Cortical Labs Built a Computer Out of Human Brain Cells
It's not science fiction anymore. Cortical Labs, an Australian biotech startup, has built and is now selling what it calls the world's first code-deployable biological computer — a machine that runs on actual human neurons.
The device is called the CL1. Inside it: 800,000 lab-grown human brain cells cultivated on a silicon chip, kept alive for up to six months by an onboard life-support system, and capable of learning and adapting to solve real problems in real time.
The company is pricing the first 115 units at $35,000 each (or $20,000 in 30-unit server racks). They're also offering cloud access at $300 per week per unit, so researchers who can't afford the hardware can still rent time on Cortical's biological neural networks.
This is the moment biocomputing stops being a lab curiosity and becomes a product you can actually buy.
Why This Matters
Conventional AI runs on silicon. It's fast, it's power-hungry, and it operates on fixed logic gates. A biological neural network, by contrast, is adaptive by default. Neurons learn. They form new connections. They respond to their environment. What digital AI systems spend enormous computational resources trying to emulate — genuine learning and flexibility — biological neurons do naturally, as a side effect of existing.
Karl Friston, a theoretical neuroscientist at University College London, put it this way: "The real gift of this technology is not to computer science. Rather, it's an enabling technology that allows scientists to perform experiments on a little synthetic brain."

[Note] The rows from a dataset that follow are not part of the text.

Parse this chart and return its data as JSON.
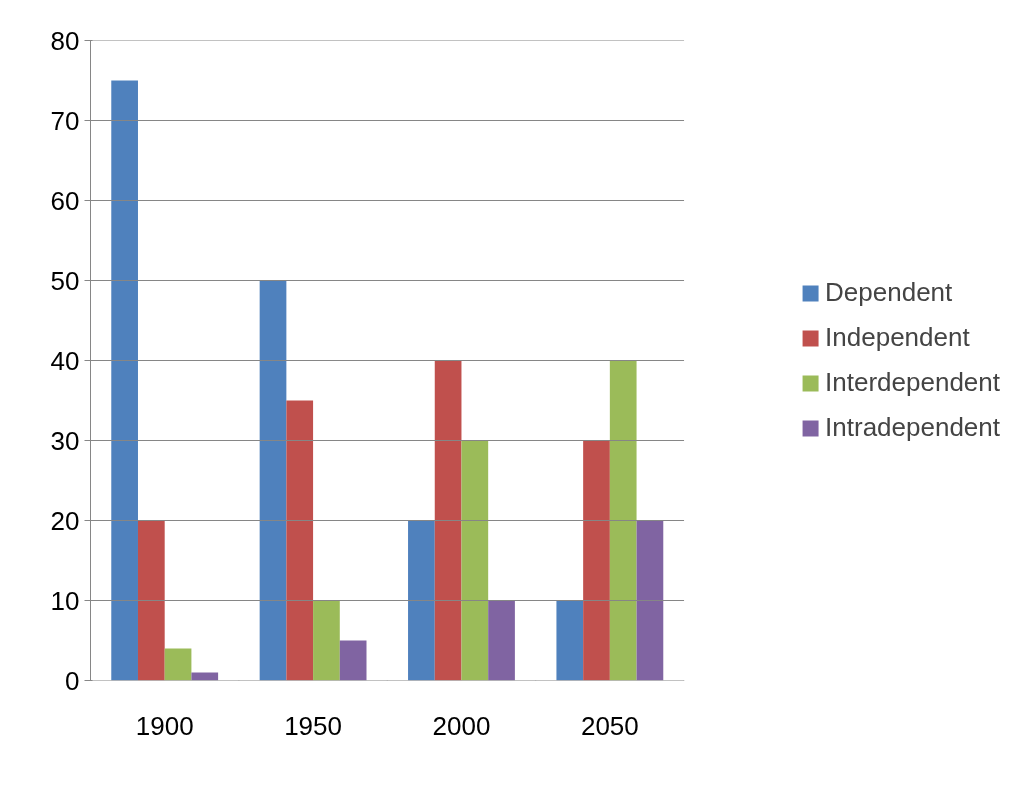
{
  "chart_data": {
    "type": "bar",
    "categories": [
      "1900",
      "1950",
      "2000",
      "2050"
    ],
    "series": [
      {
        "name": "Dependent",
        "color": "#4f81bd",
        "values": [
          75,
          50,
          20,
          10
        ]
      },
      {
        "name": "Independent",
        "color": "#c0504d",
        "values": [
          20,
          35,
          40,
          30
        ]
      },
      {
        "name": "Interdependent",
        "color": "#9bbb59",
        "values": [
          4,
          10,
          30,
          40
        ]
      },
      {
        "name": "Intradependent",
        "color": "#8064a2",
        "values": [
          1,
          5,
          10,
          20
        ]
      }
    ],
    "ylim": [
      0,
      80
    ],
    "yticks": [
      0,
      10,
      20,
      30,
      40,
      50,
      60,
      70,
      80
    ],
    "grid": "y",
    "legend": "right"
  }
}
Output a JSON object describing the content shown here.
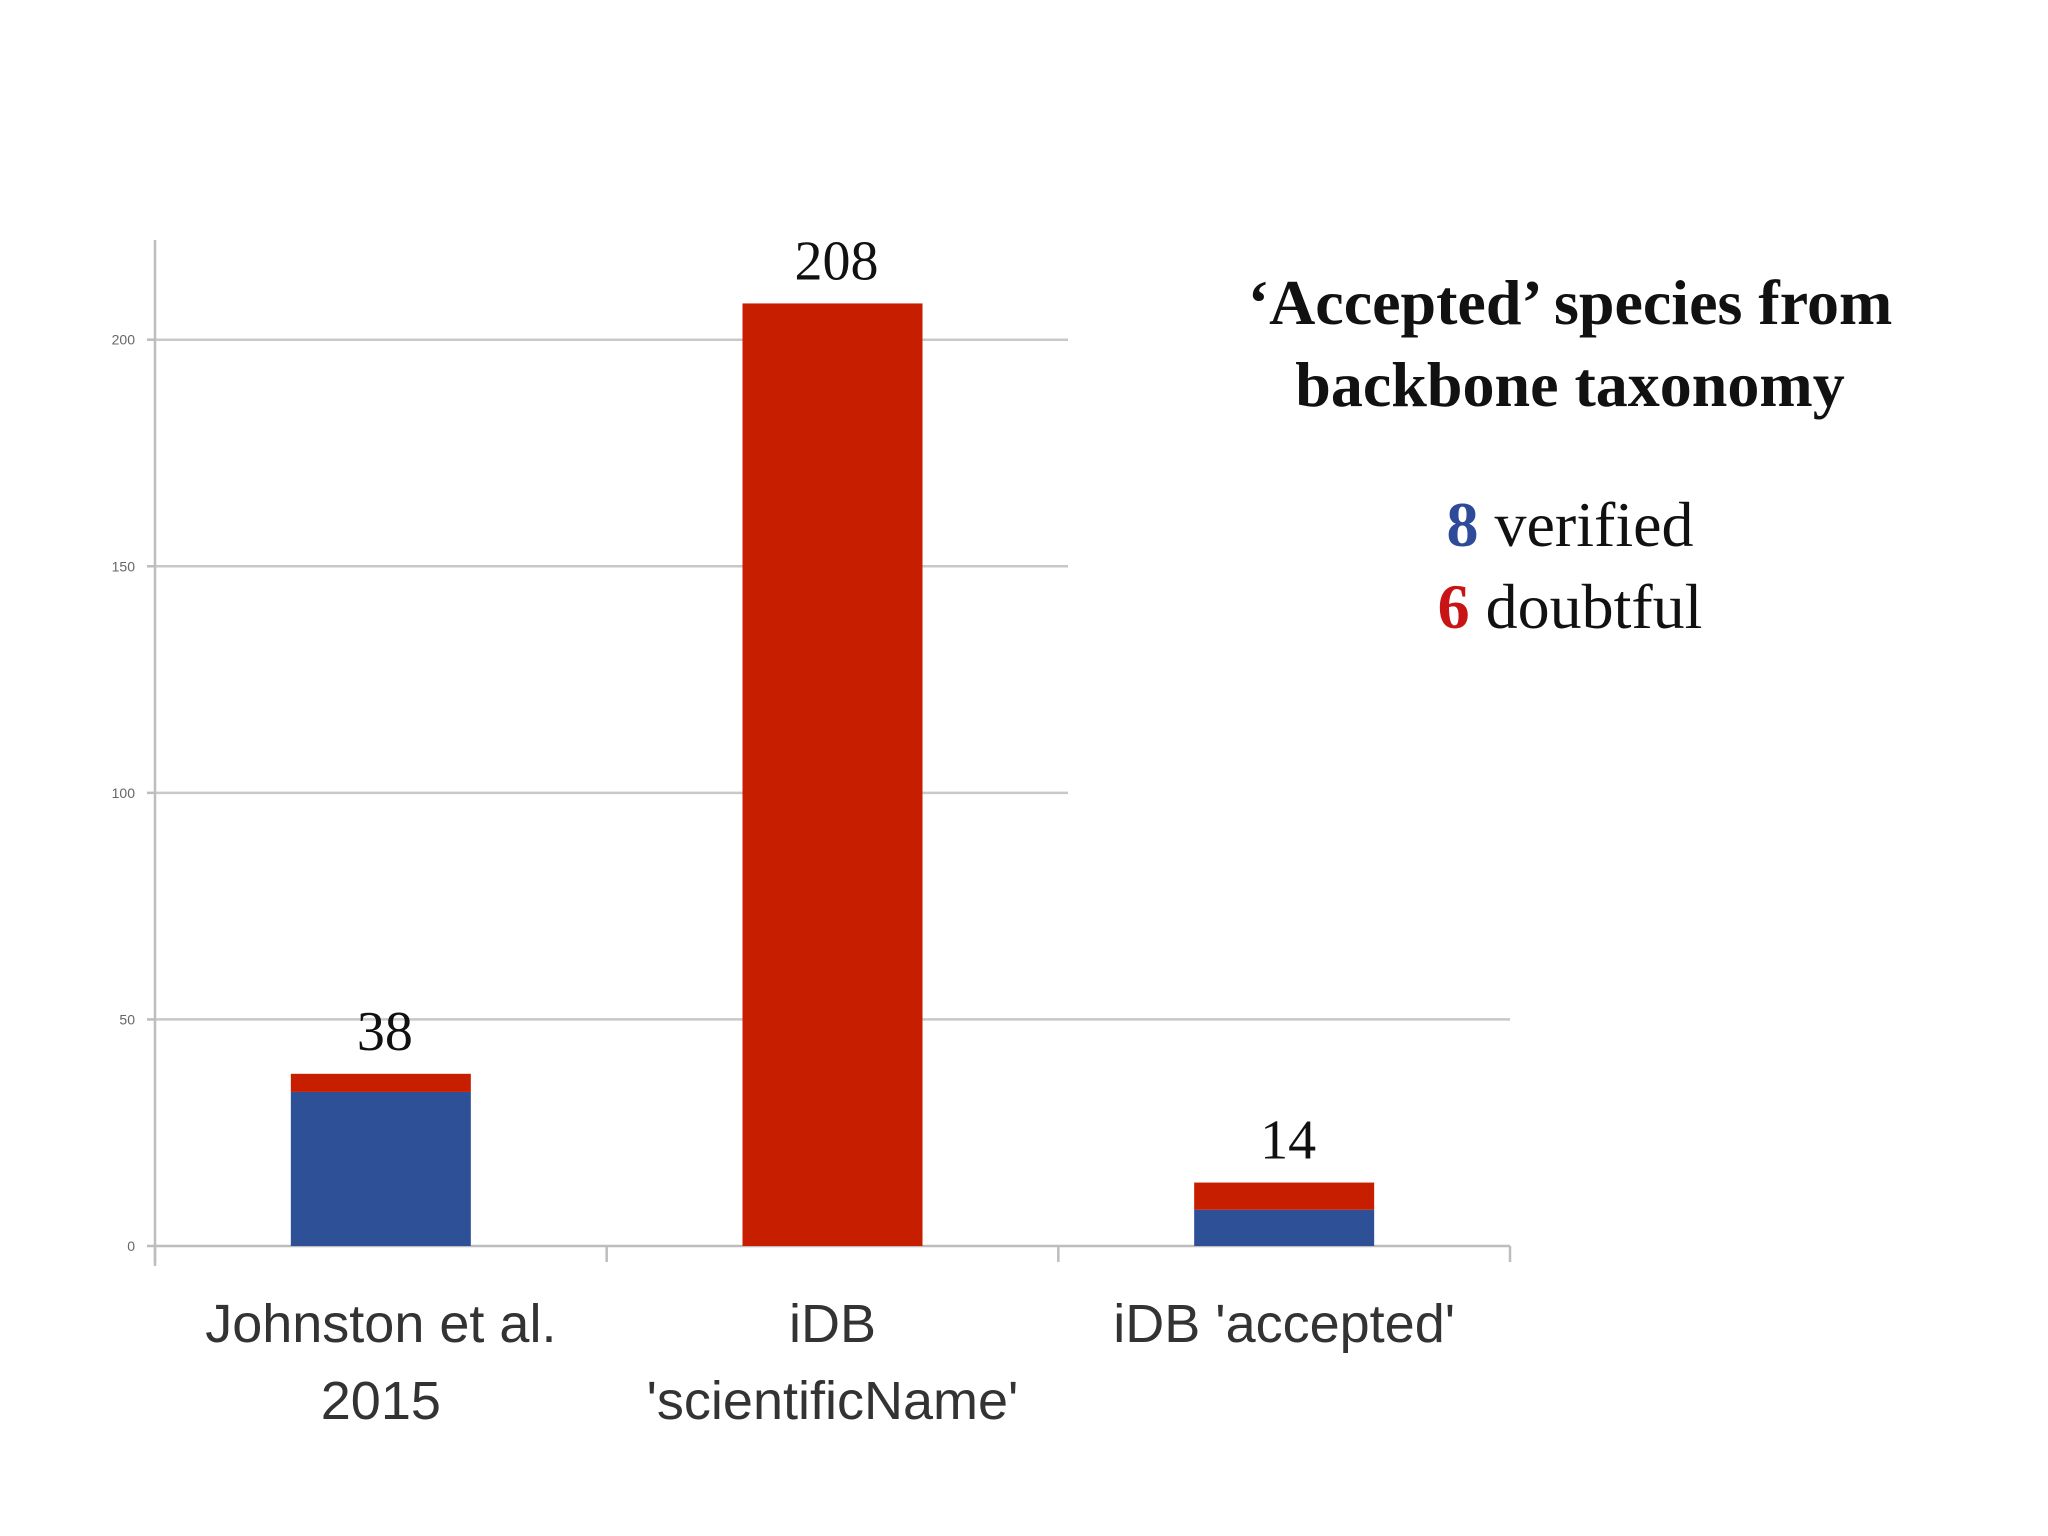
{
  "chart_data": {
    "type": "bar",
    "stacked": true,
    "categories": [
      "Johnston et al. 2015",
      "iDB 'scientificName'",
      "iDB 'accepted'"
    ],
    "category_lines": [
      [
        "Johnston et al.",
        "2015"
      ],
      [
        "iDB",
        "'scientificName'"
      ],
      [
        "iDB 'accepted'"
      ]
    ],
    "series": [
      {
        "color": "#2e5096",
        "values": [
          34,
          0,
          8
        ]
      },
      {
        "color": "#c81e00",
        "values": [
          4,
          208,
          6
        ]
      }
    ],
    "totals": [
      "38",
      "208",
      "14"
    ],
    "yticks": [
      0,
      50,
      100,
      150,
      200
    ],
    "ylim": [
      0,
      222
    ],
    "grid": true,
    "legend_placement": "top-right"
  },
  "annotation": {
    "title_lines": [
      "‘Accepted’ species from",
      "backbone taxonomy"
    ],
    "verified": {
      "count": "8",
      "label": " verified",
      "color": "#2e4b9a"
    },
    "doubtful": {
      "count": "6",
      "label": " doubtful",
      "color": "#c81414"
    }
  }
}
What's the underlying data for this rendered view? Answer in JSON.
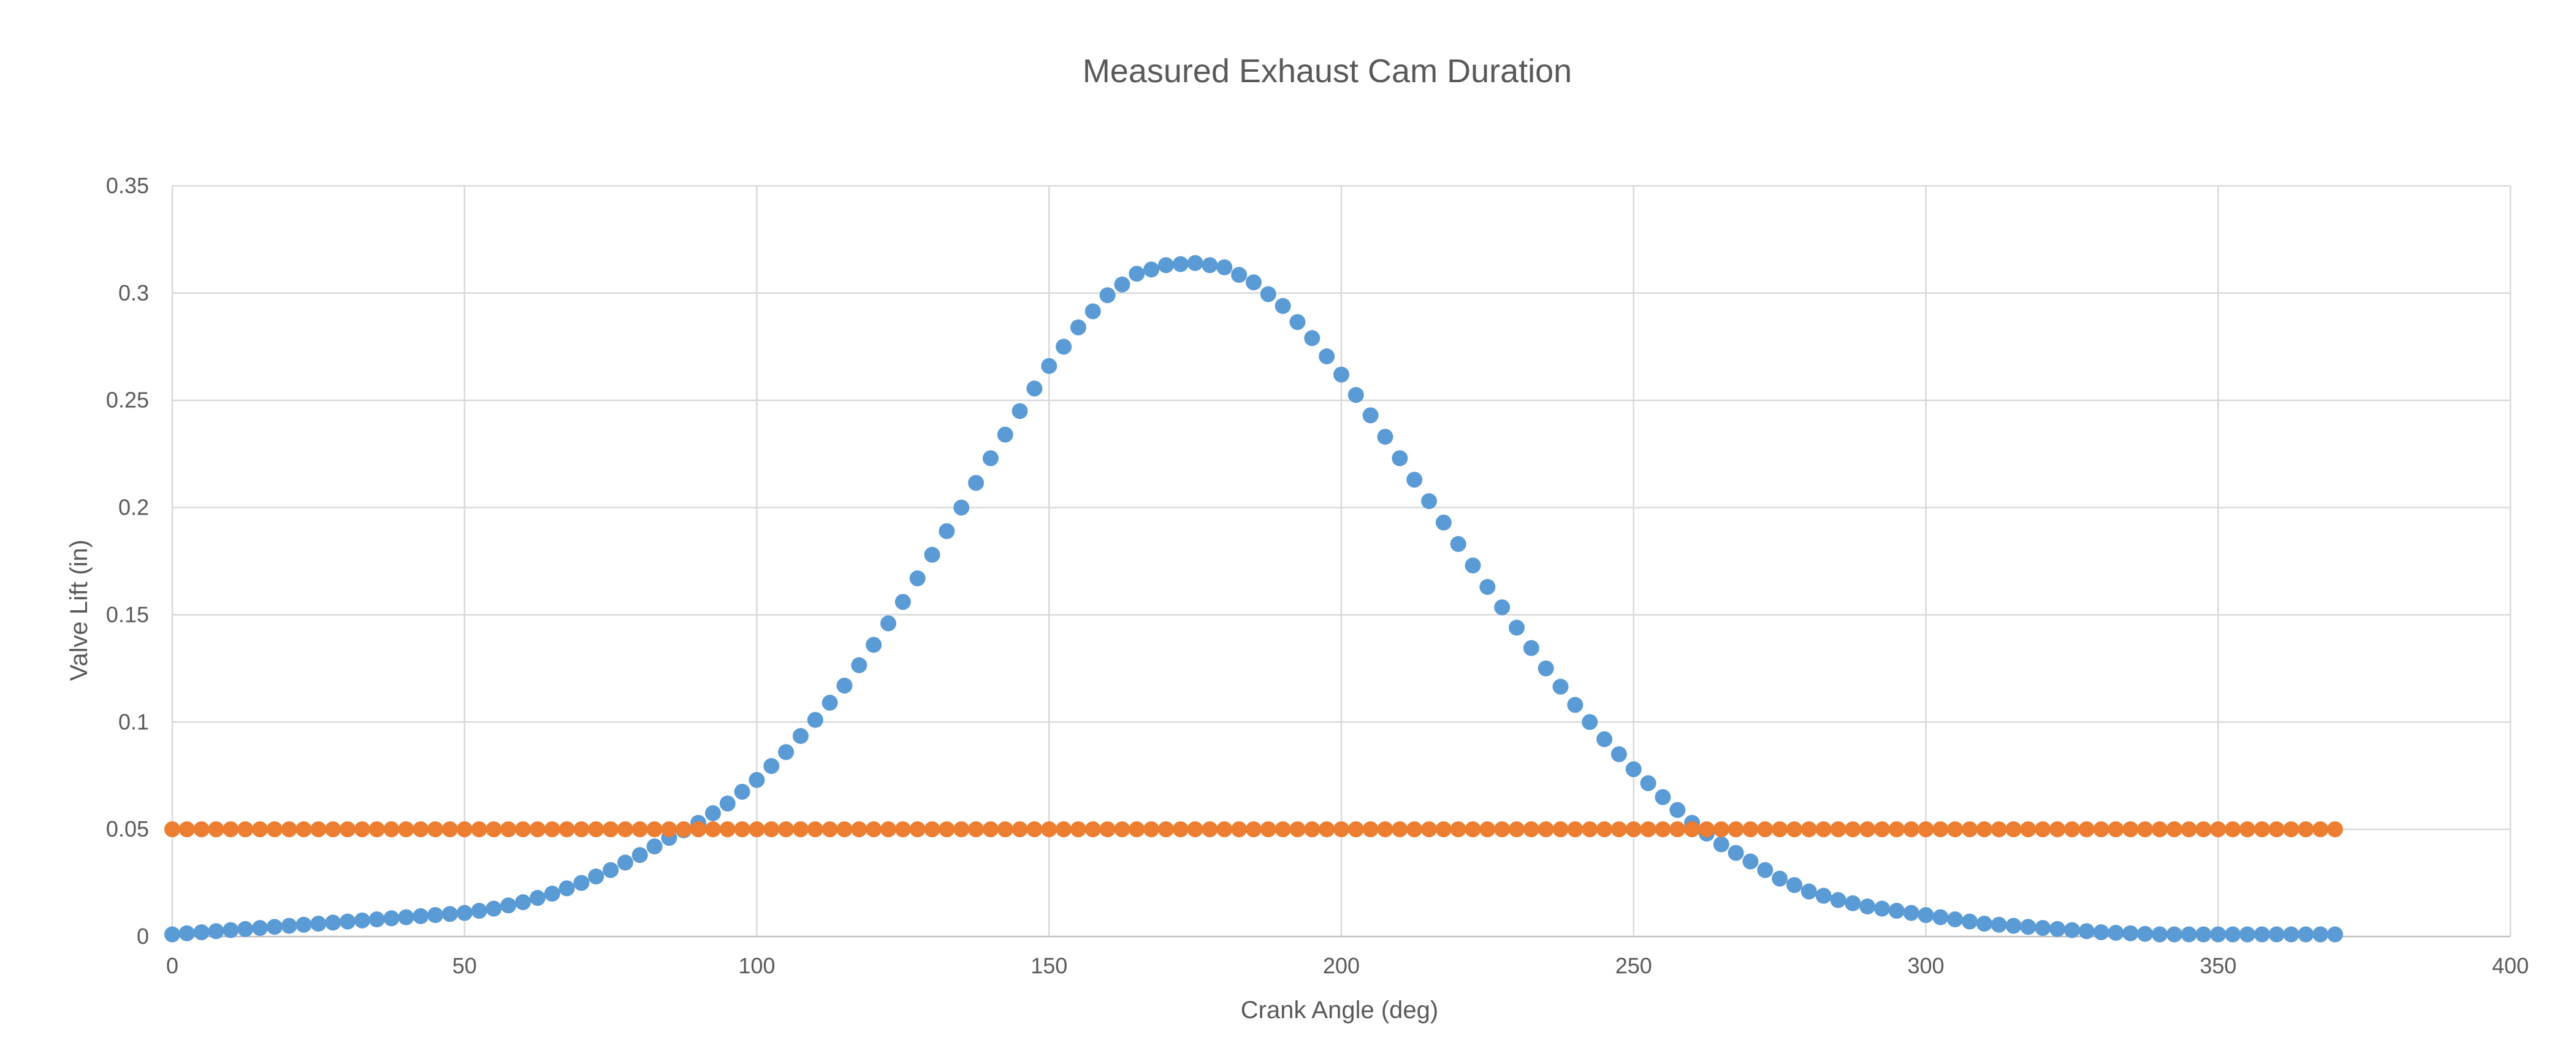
{
  "chart_data": {
    "type": "scatter",
    "title": "Measured Exhaust Cam Duration",
    "xlabel": "Crank Angle (deg)",
    "ylabel": "Valve Lift (in)",
    "xlim": [
      0,
      400
    ],
    "ylim": [
      0,
      0.35
    ],
    "xticks": [
      "0",
      "50",
      "100",
      "150",
      "200",
      "250",
      "300",
      "350",
      "400"
    ],
    "yticks": [
      "0",
      "0.05",
      "0.1",
      "0.15",
      "0.2",
      "0.25",
      "0.3",
      "0.35"
    ],
    "grid": true,
    "legend": "none",
    "series": [
      {
        "color": "#5b9bd5",
        "x": [
          0,
          5,
          10,
          15,
          20,
          25,
          30,
          35,
          40,
          45,
          50,
          55,
          60,
          65,
          70,
          75,
          80,
          85,
          90,
          95,
          100,
          105,
          110,
          115,
          120,
          125,
          130,
          135,
          140,
          145,
          150,
          155,
          160,
          165,
          170,
          175,
          180,
          185,
          190,
          195,
          200,
          205,
          210,
          215,
          220,
          225,
          230,
          235,
          240,
          245,
          250,
          255,
          260,
          265,
          270,
          275,
          280,
          285,
          290,
          295,
          300,
          305,
          310,
          315,
          320,
          325,
          330,
          335,
          340,
          345,
          350,
          355,
          360,
          365,
          370
        ],
        "y": [
          0.001,
          0.002,
          0.003,
          0.004,
          0.005,
          0.006,
          0.007,
          0.008,
          0.009,
          0.01,
          0.011,
          0.013,
          0.016,
          0.02,
          0.025,
          0.031,
          0.038,
          0.046,
          0.053,
          0.062,
          0.073,
          0.086,
          0.101,
          0.117,
          0.136,
          0.156,
          0.178,
          0.2,
          0.223,
          0.245,
          0.266,
          0.284,
          0.299,
          0.309,
          0.313,
          0.314,
          0.312,
          0.305,
          0.294,
          0.279,
          0.262,
          0.243,
          0.223,
          0.203,
          0.183,
          0.163,
          0.144,
          0.125,
          0.108,
          0.092,
          0.078,
          0.065,
          0.053,
          0.043,
          0.035,
          0.027,
          0.021,
          0.017,
          0.014,
          0.012,
          0.01,
          0.008,
          0.006,
          0.005,
          0.004,
          0.003,
          0.002,
          0.0015,
          0.001,
          0.001,
          0.001,
          0.001,
          0.001,
          0.001,
          0.001
        ]
      },
      {
        "color": "#ed7d31",
        "x": [
          0,
          5,
          10,
          15,
          20,
          25,
          30,
          35,
          40,
          45,
          50,
          55,
          60,
          65,
          70,
          75,
          80,
          85,
          90,
          95,
          100,
          105,
          110,
          115,
          120,
          125,
          130,
          135,
          140,
          145,
          150,
          155,
          160,
          165,
          170,
          175,
          180,
          185,
          190,
          195,
          200,
          205,
          210,
          215,
          220,
          225,
          230,
          235,
          240,
          245,
          250,
          255,
          260,
          265,
          270,
          275,
          280,
          285,
          290,
          295,
          300,
          305,
          310,
          315,
          320,
          325,
          330,
          335,
          340,
          345,
          350,
          355,
          360,
          365,
          370
        ],
        "y": [
          0.05,
          0.05,
          0.05,
          0.05,
          0.05,
          0.05,
          0.05,
          0.05,
          0.05,
          0.05,
          0.05,
          0.05,
          0.05,
          0.05,
          0.05,
          0.05,
          0.05,
          0.05,
          0.05,
          0.05,
          0.05,
          0.05,
          0.05,
          0.05,
          0.05,
          0.05,
          0.05,
          0.05,
          0.05,
          0.05,
          0.05,
          0.05,
          0.05,
          0.05,
          0.05,
          0.05,
          0.05,
          0.05,
          0.05,
          0.05,
          0.05,
          0.05,
          0.05,
          0.05,
          0.05,
          0.05,
          0.05,
          0.05,
          0.05,
          0.05,
          0.05,
          0.05,
          0.05,
          0.05,
          0.05,
          0.05,
          0.05,
          0.05,
          0.05,
          0.05,
          0.05,
          0.05,
          0.05,
          0.05,
          0.05,
          0.05,
          0.05,
          0.05,
          0.05,
          0.05,
          0.05,
          0.05,
          0.05,
          0.05,
          0.05
        ]
      }
    ]
  }
}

That's the key insight. The CL1 isn't positioned as a replacement for GPUs or CPUs. It's a research tool. A way to study how neurons process information, test drug compounds on actual human brain tissue, and explore questions about cognition and learning that silicon-based systems can't easily answer.
The Demo That Changed the Conversation
In 2021, Cortical Labs released DishBrain, an early biocomputer that successfully learned to play Pong. It took 18 months. It was impressive for the time, but Pong is simple — a 2D game with minimal variables.
This year, they leveled up. The CL1 learned to play Doom.
Doom is harder. The game has visual complexity, multiple enemies, and requires real-time decision-making. To make it work, the neurons had to "see" what a human player sees. Engineers solved this by converting visual information into electrical stimulation patterns that the neurons could recognize.
The kicker: an independent developer with minimal biocomputing experience completed the integration in about a week, using nothing but Python and the CL1's new programming interface.
The biocomputer isn't winning Doom tournaments. It plays better than random, but it loses frequently. That's not the point. The point is that it learned. It adapted. It got better. And it did so faster than comparable machine learning systems would have.
The Real Applications
Drug testing and toxicology are the obvious near-term use cases. Right now, pharmaceutical companies rely on animal testing or silicon-based simulations to understand how compounds affect neural tissue. Neither is perfect. Animal models don't always translate to humans. Simulations are abstractions.
A living human neural network on a chip? That's actual human tissue responding to actual compounds. No animals harmed. More relevant data. Faster iteration.
Beyond that, the applications get speculative but not unreasonable. Robotics. Biocomputers controlling robotic systems that need to learn and adapt in real time. Personalized medicine. Neural networks grown from a patient's own cells, used to test treatments before they're administered. Brain-computer interfaces. Assistive devices that can learn from user behavior.
The company is also exploring what it calls the Minimal Viable Brain (MVB) — essentially, the smallest, simplest neural system capable of complex information processing. If they can figure that out, they can scale it. Multiple CL1 units networked together. A biological data center.
The Elephant in the Room
Yes, there are ethical questions. These are human neurons. Lab-grown, not extracted from living people, but still derived from human tissue. Are there consciousness implications? Could these organoids develop some form of sentience?
Cortical Labs' answer is straightforward: regulatory compliance and bioethics oversight will be integral to commercialization. They're working with institutional review boards. They're not pretending the questions don't exist.
For now, the neurons in the CL1 are simple enough that consciousness seems unlikely. But as the technology scales and the networks get more complex, these questions will get harder to ignore.
The Bigger Picture
We're at an inflection point. Silicon-based AI is hitting scaling limits. Power consumption is becoming a constraint. The energy cost of training large models is becoming unsustainable. Meanwhile, the human brain runs on about 20 watts.
Biocomputing won't replace silicon. But it might complement it. Hybrid systems that use biological components for tasks that require genuine learning and adaptation, and silicon for tasks that require raw speed and precision.
Cortical Labs is not alone in this space. FinalSpark in Switzerland is building similar systems. Johns Hopkins researchers are exploring organoid computing. The field is moving fast.
The CL1 is the first commercial product. It won't be the last. And unlike most biotech breakthroughs, this one is available for purchase right now, at a price that's high but not astronomical for a research institution.
The future of computing might not be silicon at all. It might be wet.